Understanding medical risk: a network-based approach
Article information and share options
How can data science help us understand medical risk? In a life and health context, many studies aim to identify trends and cost forecasting by leveraging new data science techniques. This usually involves a machine learning exercise, where the expected cost (claims) next year – or the mortality – is forecasted as a function of the available a priori information, be it demographic or medical. Assuming a large training data set, state-of-the-art techniques will provide strong evidence that various cost profiles can be drawn. Hence, the model demonstrates some forecasting power. This approach, however, often relies heavily on the sensitive assumptions of the model (to mimic for instance the underwriting data), the inner complexity of the insurance value chain, and the strong in-house expertise.
Stepping away from this cost forecasting problem, data science can also be used at deeper levels to better understand the medical risk and describe the specificities of a given population. What are the key health risks that a teenager is exposed to versus an adult? How does the medical risk of someone living in an urban area compare to the broader population?
How data science helps us visualize disease
Strong medical expertise can answer these questions, but data science can also help to structure this tacit knowledge. By leveraging large data sources of medical claims, we can actually draw the diseasome – the network of diagnostics and drugs – for any target population, which enables us to visualize co-morbidities. Each diagnosis is represented as a node, and the co-occurrence of two diagnoses is represented as an edge between two nodes (Figure 1).
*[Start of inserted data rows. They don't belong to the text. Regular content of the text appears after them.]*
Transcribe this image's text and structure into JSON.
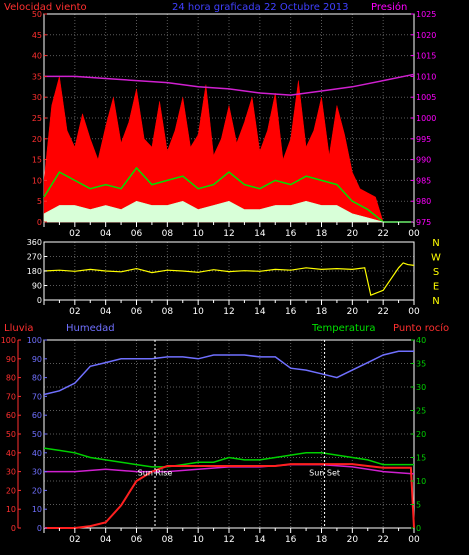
{
  "header": {
    "wind_label": "Velocidad viento",
    "title": "24 hora graficada  22 Octubre 2013",
    "pressure_label": "Presión"
  },
  "colors": {
    "wind": "#ff0000",
    "gust": "#ff0000",
    "avg_wind": "#00e000",
    "min_wind": "#d8ffd8",
    "pressure": "#d020d0",
    "direction": "#ffff00",
    "rain": "#ff2020",
    "humidity": "#7070ff",
    "temperature": "#00d000",
    "dewpoint": "#d020d0",
    "axis": "#ffffff",
    "grid": "#5a5a5a",
    "left_axis": "#ff3030",
    "right_axis": "#ff00ff",
    "hum_axis": "#7070ff",
    "temp_axis": "#00d000"
  },
  "chart_data": [
    {
      "type": "line",
      "title": "24 hora graficada  22 Octubre 2013",
      "x_tick_labels": [
        "02",
        "04",
        "06",
        "08",
        "10",
        "12",
        "14",
        "16",
        "18",
        "20",
        "22",
        "00"
      ],
      "xlim_hours": [
        0,
        24
      ],
      "left_axis": {
        "label": "Velocidad viento",
        "ylim": [
          0,
          50
        ],
        "ticks": [
          0,
          5,
          10,
          15,
          20,
          25,
          30,
          35,
          40,
          45,
          50
        ]
      },
      "right_axis": {
        "label": "Presión",
        "ylim": [
          975,
          1025
        ],
        "ticks": [
          975,
          980,
          985,
          990,
          995,
          1000,
          1005,
          1010,
          1015,
          1020,
          1025
        ]
      },
      "grid": true,
      "series": [
        {
          "role": "gust",
          "x": [
            0,
            0.5,
            1,
            1.5,
            2,
            2.5,
            3,
            3.5,
            4,
            4.5,
            5,
            5.5,
            6,
            6.5,
            7,
            7.5,
            8,
            8.5,
            9,
            9.5,
            10,
            10.5,
            11,
            11.5,
            12,
            12.5,
            13,
            13.5,
            14,
            14.5,
            15,
            15.5,
            16,
            16.5,
            17,
            17.5,
            18,
            18.5,
            19,
            19.5,
            20,
            20.5,
            21,
            21.5,
            22,
            22.5,
            23,
            23.5,
            24
          ],
          "y": [
            10,
            28,
            35,
            22,
            18,
            26,
            20,
            15,
            23,
            30,
            19,
            24,
            32,
            20,
            18,
            29,
            17,
            22,
            30,
            18,
            21,
            33,
            16,
            20,
            28,
            19,
            24,
            30,
            17,
            22,
            31,
            15,
            20,
            34,
            18,
            22,
            30,
            16,
            28,
            21,
            12,
            8,
            7,
            6,
            0,
            0,
            0,
            0,
            0
          ]
        },
        {
          "role": "avg_wind",
          "x": [
            0,
            1,
            2,
            3,
            4,
            5,
            6,
            7,
            8,
            9,
            10,
            11,
            12,
            13,
            14,
            15,
            16,
            17,
            18,
            19,
            20,
            21,
            22,
            23,
            24
          ],
          "y": [
            6,
            12,
            10,
            8,
            9,
            8,
            13,
            9,
            10,
            11,
            8,
            9,
            12,
            9,
            8,
            10,
            9,
            11,
            10,
            9,
            5,
            3,
            0,
            0,
            0
          ]
        },
        {
          "role": "min_wind",
          "x": [
            0,
            1,
            2,
            3,
            4,
            5,
            6,
            7,
            8,
            9,
            10,
            11,
            12,
            13,
            14,
            15,
            16,
            17,
            18,
            19,
            20,
            21,
            22,
            23,
            24
          ],
          "y": [
            2,
            4,
            4,
            3,
            4,
            3,
            5,
            4,
            4,
            5,
            3,
            4,
            5,
            3,
            3,
            4,
            4,
            5,
            4,
            4,
            2,
            1,
            0,
            0,
            0
          ]
        },
        {
          "role": "pressure",
          "x": [
            0,
            2,
            4,
            6,
            8,
            10,
            12,
            14,
            16,
            18,
            20,
            22,
            24
          ],
          "y": [
            1010,
            1010,
            1009.5,
            1009,
            1008.5,
            1007.5,
            1007,
            1006,
            1005.5,
            1006.5,
            1007.5,
            1009,
            1010.5
          ]
        }
      ]
    },
    {
      "type": "line",
      "title": "",
      "x_tick_labels": [
        "02",
        "04",
        "06",
        "08",
        "10",
        "12",
        "14",
        "16",
        "18",
        "20",
        "22",
        "00"
      ],
      "left_axis": {
        "ylim": [
          0,
          360
        ],
        "ticks": [
          0,
          90,
          180,
          270,
          360
        ]
      },
      "right_axis_letters": [
        "N",
        "W",
        "S",
        "E",
        "N"
      ],
      "series": [
        {
          "role": "direction",
          "x": [
            0,
            1,
            2,
            3,
            4,
            5,
            6,
            7,
            8,
            9,
            10,
            11,
            12,
            13,
            14,
            15,
            16,
            17,
            18,
            19,
            20,
            20.8,
            21.2,
            22,
            23,
            23.3,
            23.6,
            24
          ],
          "y": [
            180,
            185,
            178,
            190,
            180,
            175,
            195,
            170,
            185,
            180,
            172,
            188,
            176,
            182,
            178,
            190,
            185,
            200,
            190,
            195,
            190,
            200,
            30,
            60,
            200,
            230,
            220,
            215
          ]
        }
      ]
    },
    {
      "type": "line",
      "title": "",
      "x_tick_labels": [
        "02",
        "04",
        "06",
        "08",
        "10",
        "12",
        "14",
        "16",
        "18",
        "20",
        "22",
        "00"
      ],
      "left_axis": {
        "label": "Lluvia",
        "ylim": [
          0,
          100
        ],
        "ticks": [
          0,
          10,
          20,
          30,
          40,
          50,
          60,
          70,
          80,
          90,
          100
        ]
      },
      "hum_axis": {
        "label": "Humedad",
        "ylim": [
          0,
          100
        ],
        "ticks": [
          0,
          10,
          20,
          30,
          40,
          50,
          60,
          70,
          80,
          90,
          100
        ]
      },
      "right_axis": {
        "label": "Temperatura",
        "ylim": [
          0,
          40
        ],
        "ticks": [
          0,
          5,
          10,
          15,
          20,
          25,
          30,
          35,
          40
        ]
      },
      "dew_label": "Punto rocío",
      "annotations": [
        {
          "text": "Sun Rise",
          "hour": 7.2
        },
        {
          "text": "Sun Set",
          "hour": 18.2
        }
      ],
      "series": [
        {
          "role": "humidity",
          "x": [
            0,
            1,
            2,
            3,
            4,
            5,
            6,
            7,
            8,
            9,
            10,
            11,
            12,
            13,
            14,
            15,
            16,
            17,
            18,
            19,
            20,
            21,
            22,
            23,
            24
          ],
          "y": [
            71,
            73,
            77,
            86,
            88,
            90,
            90,
            90,
            91,
            91,
            90,
            92,
            92,
            92,
            91,
            91,
            85,
            84,
            82,
            80,
            84,
            88,
            92,
            94,
            94
          ]
        },
        {
          "role": "temperature",
          "x": [
            0,
            1,
            2,
            3,
            4,
            5,
            6,
            7,
            8,
            9,
            10,
            11,
            12,
            13,
            14,
            15,
            16,
            17,
            18,
            19,
            20,
            21,
            22,
            23,
            24
          ],
          "y": [
            17,
            16.5,
            16,
            15,
            14.5,
            14,
            13.5,
            13,
            13,
            13.5,
            14,
            14,
            15,
            14.5,
            14.5,
            15,
            15.5,
            16,
            16,
            15.5,
            15,
            14.5,
            13.5,
            13.5,
            13.5
          ]
        },
        {
          "role": "dewpoint",
          "x": [
            0,
            2,
            4,
            6,
            8,
            10,
            12,
            14,
            16,
            18,
            20,
            22,
            24
          ],
          "y": [
            12,
            12,
            12.5,
            12,
            12,
            12.5,
            13,
            13,
            13.5,
            13.5,
            13,
            12,
            11.5
          ]
        },
        {
          "role": "rain",
          "x": [
            0,
            1,
            2,
            3,
            4,
            5,
            6,
            7,
            8,
            9,
            10,
            11,
            12,
            13,
            14,
            15,
            16,
            17,
            18,
            19,
            20,
            21,
            22,
            23,
            23.8,
            24
          ],
          "y": [
            0,
            0,
            0,
            1,
            3,
            12,
            25,
            30,
            33,
            33,
            33,
            33,
            33,
            33,
            33,
            33,
            34,
            34,
            34,
            34,
            34,
            33,
            32,
            32,
            32,
            0
          ]
        }
      ]
    }
  ]
}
Considering the granularity of the diagnostics codes – up to 15,000 at the ICD level – such a network can be hard to visualize, and impossible to interpret. For a large population, the network can sometimes be nearly fully connected, meaning all pair-wise co-morbidities could be found in the population. To go further, a set of filtering techniques has to be applied, ranging from the theory of Bayesian networks to traditional heuristics removing irrelevant edges and nodes. Finally, the last step is to actually differentiate the diseasome of the target population from the benchmark population (Figure 2).
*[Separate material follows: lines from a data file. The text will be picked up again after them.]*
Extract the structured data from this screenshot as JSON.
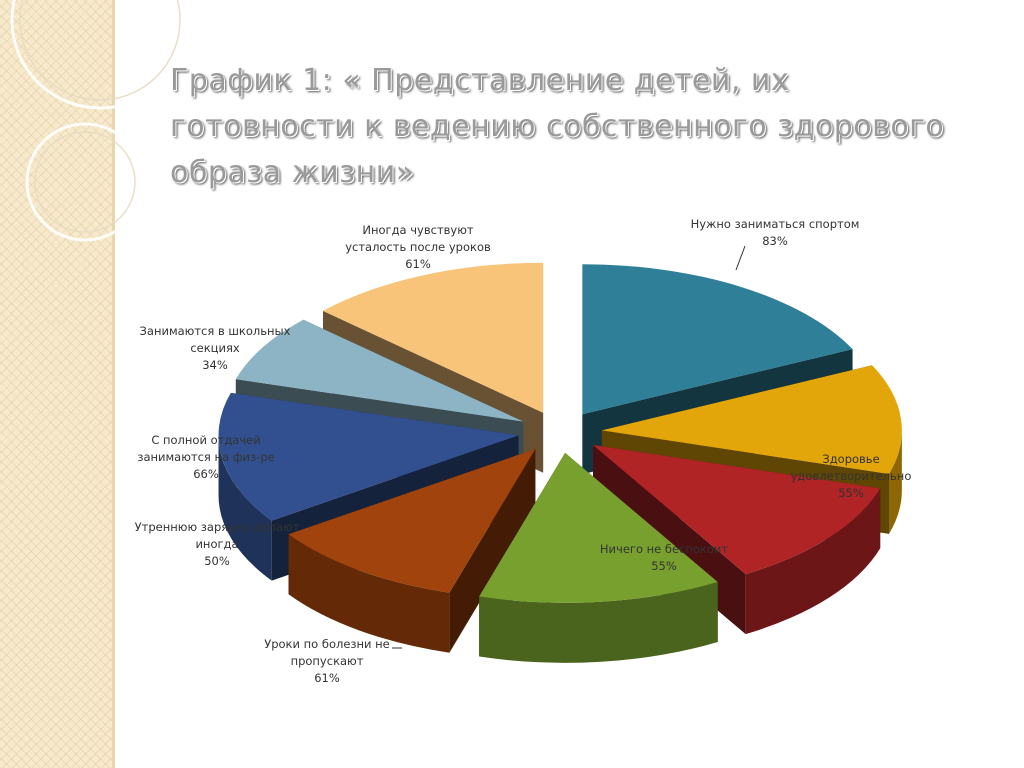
{
  "chart_data": {
    "type": "pie",
    "title": "График 1: « Представление детей, их готовности к ведению собственного здорового образа жизни»",
    "slices": [
      {
        "label": "Нужно заниматься спортом",
        "value_label": "83%",
        "value": 83,
        "color": "#2e7f97"
      },
      {
        "label": "Здоровье удовлетворительно",
        "value_label": "55%",
        "value": 55,
        "color": "#e3a60a"
      },
      {
        "label": "Ничего не беспокоит",
        "value_label": "55%",
        "value": 55,
        "color": "#b02426"
      },
      {
        "label": "Уроки по болезни не пропускают",
        "value_label": "61%",
        "value": 61,
        "color": "#78a02e"
      },
      {
        "label": "Утреннюю зарядку делают иногда",
        "value_label": "50%",
        "value": 50,
        "color": "#a1430c"
      },
      {
        "label": "С полной отдачей занимаются на физ-ре",
        "value_label": "66%",
        "value": 66,
        "color": "#32508f"
      },
      {
        "label": "Занимаются в школьных секциях",
        "value_label": "34%",
        "value": 34,
        "color": "#8cb4c4"
      },
      {
        "label": "Иногда чувствуют усталость после уроков",
        "value_label": "61%",
        "value": 61,
        "color": "#f8c47a"
      }
    ],
    "legend": "none",
    "style": "3d-exploded"
  }
}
This final step identifies the diagnoses and co-morbidities that specifically characterize the target population compared to the benchmark population. As a first application, Figures 3 and 4 show the diseasome of a diabetic population with total claims lower than 5,000 USD, and total claims larger than 5,000 USD (calibrated based on US medical claim data). The level of co-morbidities is naturally stronger in the second case, where skin and cardio related conditions appear.
While in this example a specific medical condition and severity are used to define the cohort of interest, the analysis can be done purely at a population level. Figures 5 and 6 show the diseasomes of kids and teenagers, respectively. While kids are characterized by a cluster made of mood disorders and epilepsy-related conditions, teenagers are still characterized by mood disorders – but at a different level of severity, with schizophrenia and suicide – and various fractures of limbs.
Finally, the methodology can be used to analyse a given geography. For instance, how does the medical risk for male adults living in Southern US differ from the rest of the male adults in the country? Figure 7 show that this cohort is particularly exposed to circulatory problems, from hypertensions to neoplasms of the genitourinary system.
The visualization of the network of diagnoses can yield many elements of analysis to better understand the risk, but the methodology to reach them should be carefully mapped to the precise business requirements. Many parameters can be tuned to enable the model to focus on the most relevant risks, or to leave it open as it is now.